Muge Cevik, a scientific advisor to the British government and expert in infectious disease at the University of St Andrews in Scotland, told NYT that the new variant discovered in Britain has around 20 mutations, including some that can impact how the virus restrains the cells in the human body and infect. These modifications can enable the virus to spread efficiently and proliferate faster. He also said British officials believe that the variant is as much as 70 per cent more communicable, though this has not been confirmed in lab experiments yet.
Responding to the greater concerns of the virus mutating to a level where it can get immune to the vaccine being developed around the world, scientists have said that it will take more than years for the virus to mutate to such extent. “We pay most attention to mutations in the gene that encodes the Spike protein, which is associated with viral entry into cells and it is relevant in the context of immunity and vaccine efficacy,” researchers of Covid-19 Genomics UK (COG-UK) said in a report.
Trevor Bedford, an evolutionary biologist in Fred Hutchinson Cancer Research Center in the US, told NYT that the new vaccines developed by Pfizer BioTech and Moderna are being made in a way that can be updated easily in comparison to the traditional vaccines. He said the new vaccines are capable of generating a great immune response to the virus so the coronavirus needs years of mutation for the vaccines to be modified.

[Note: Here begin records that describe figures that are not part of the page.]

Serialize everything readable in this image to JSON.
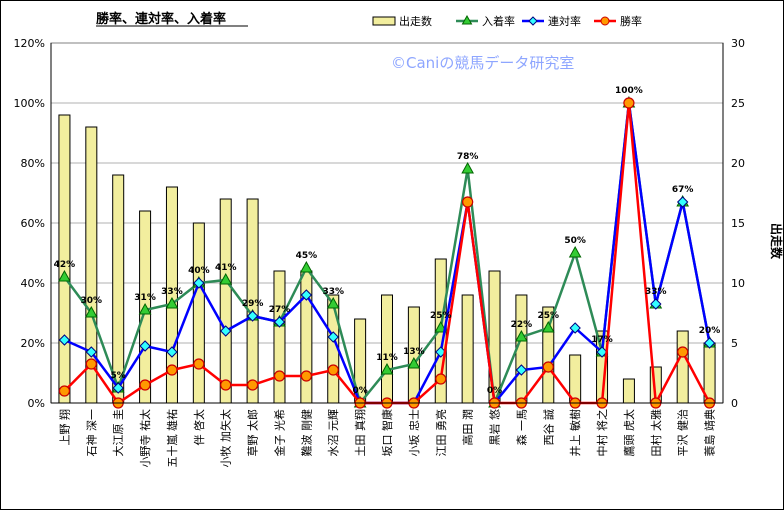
{
  "chart_data": {
    "type": "bar",
    "title": "勝率、連対率、入着率",
    "watermark": "©Caniの競馬データ研究室",
    "y2label": "出走数",
    "y1ticks": [
      "0%",
      "20%",
      "40%",
      "60%",
      "80%",
      "100%",
      "120%"
    ],
    "y2ticks": [
      "0",
      "5",
      "10",
      "15",
      "20",
      "25",
      "30"
    ],
    "y1lim": [
      0,
      120
    ],
    "y2lim": [
      0,
      30
    ],
    "grid": true,
    "legend_position": "top",
    "categories": [
      "上野 翔",
      "石神 深一",
      "大江原 圭",
      "小野寺 祐太",
      "五十嵐 雄祐",
      "伴 啓太",
      "小牧 加矢太",
      "草野 太郎",
      "金子 光希",
      "難波 剛健",
      "水沼 元輝",
      "土田 真翔",
      "坂口 智康",
      "小坂 忠士",
      "江田 勇亮",
      "高田 潤",
      "黒岩 悠",
      "森 一馬",
      "西谷 誠",
      "井上 敏樹",
      "中村 将之",
      "鷹頭 虎太",
      "田村 太雅",
      "平沢 健治",
      "蓑島 靖典"
    ],
    "series": [
      {
        "name": "出走数",
        "type": "bar",
        "axis": "right",
        "color": "#f2ee9e",
        "values": [
          24,
          23,
          19,
          16,
          18,
          15,
          17,
          17,
          11,
          11,
          9,
          7,
          9,
          8,
          12,
          9,
          11,
          9,
          8,
          4,
          6,
          2,
          3,
          6,
          5
        ]
      },
      {
        "name": "入着率",
        "type": "line",
        "axis": "left",
        "color": "#2e8b57",
        "values": [
          42,
          30,
          5,
          31,
          33,
          40,
          41,
          29,
          27,
          45,
          33,
          0,
          11,
          13,
          25,
          78,
          0,
          22,
          25,
          50,
          17,
          100,
          33,
          67,
          20
        ]
      },
      {
        "name": "連対率",
        "type": "line",
        "axis": "left",
        "color": "#0000ff",
        "values": [
          21,
          17,
          5,
          19,
          17,
          40,
          24,
          29,
          27,
          36,
          22,
          0,
          0,
          0,
          17,
          67,
          0,
          11,
          12,
          25,
          17,
          100,
          33,
          67,
          20
        ]
      },
      {
        "name": "勝率",
        "type": "line",
        "axis": "left",
        "color": "#ff0000",
        "values": [
          4,
          13,
          0,
          6,
          11,
          13,
          6,
          6,
          9,
          9,
          11,
          0,
          0,
          0,
          8,
          67,
          0,
          0,
          12,
          0,
          0,
          100,
          0,
          17,
          0
        ]
      }
    ],
    "data_labels": [
      "42%",
      "30%",
      "5%",
      "31%",
      "33%",
      "40%",
      "41%",
      "29%",
      "27%",
      "45%",
      "33%",
      "0%",
      "11%",
      "13%",
      "25%",
      "78%",
      "0%",
      "22%",
      "25%",
      "50%",
      "17%",
      "100%",
      "33%",
      "67%",
      "20%"
    ]
  }
}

Covid-19 Genomics UK (COG-UK) consortium collects, sequence, analyze the genomes of the coronavirus samples in the UK to add to the wealth of knowledge required to combat the disease. “As vaccines are rolled out, it will be important to sequence SARS-CoV-2 virus from infected people who have been vaccinated or have had a second episode of Covid-19. The aim is to detect variants that are evading the immune system elicited by past infection or vaccination,” the COG-UK report on the mutations said.
The fears of the new variant have spread all across the globe that has isolated the UK. Many European nations, as well as countries like Saudi Arabia, Turkey, Canada and others, have suspended their international flights. The new variant was found in the UK, South Africa and in Danish minks.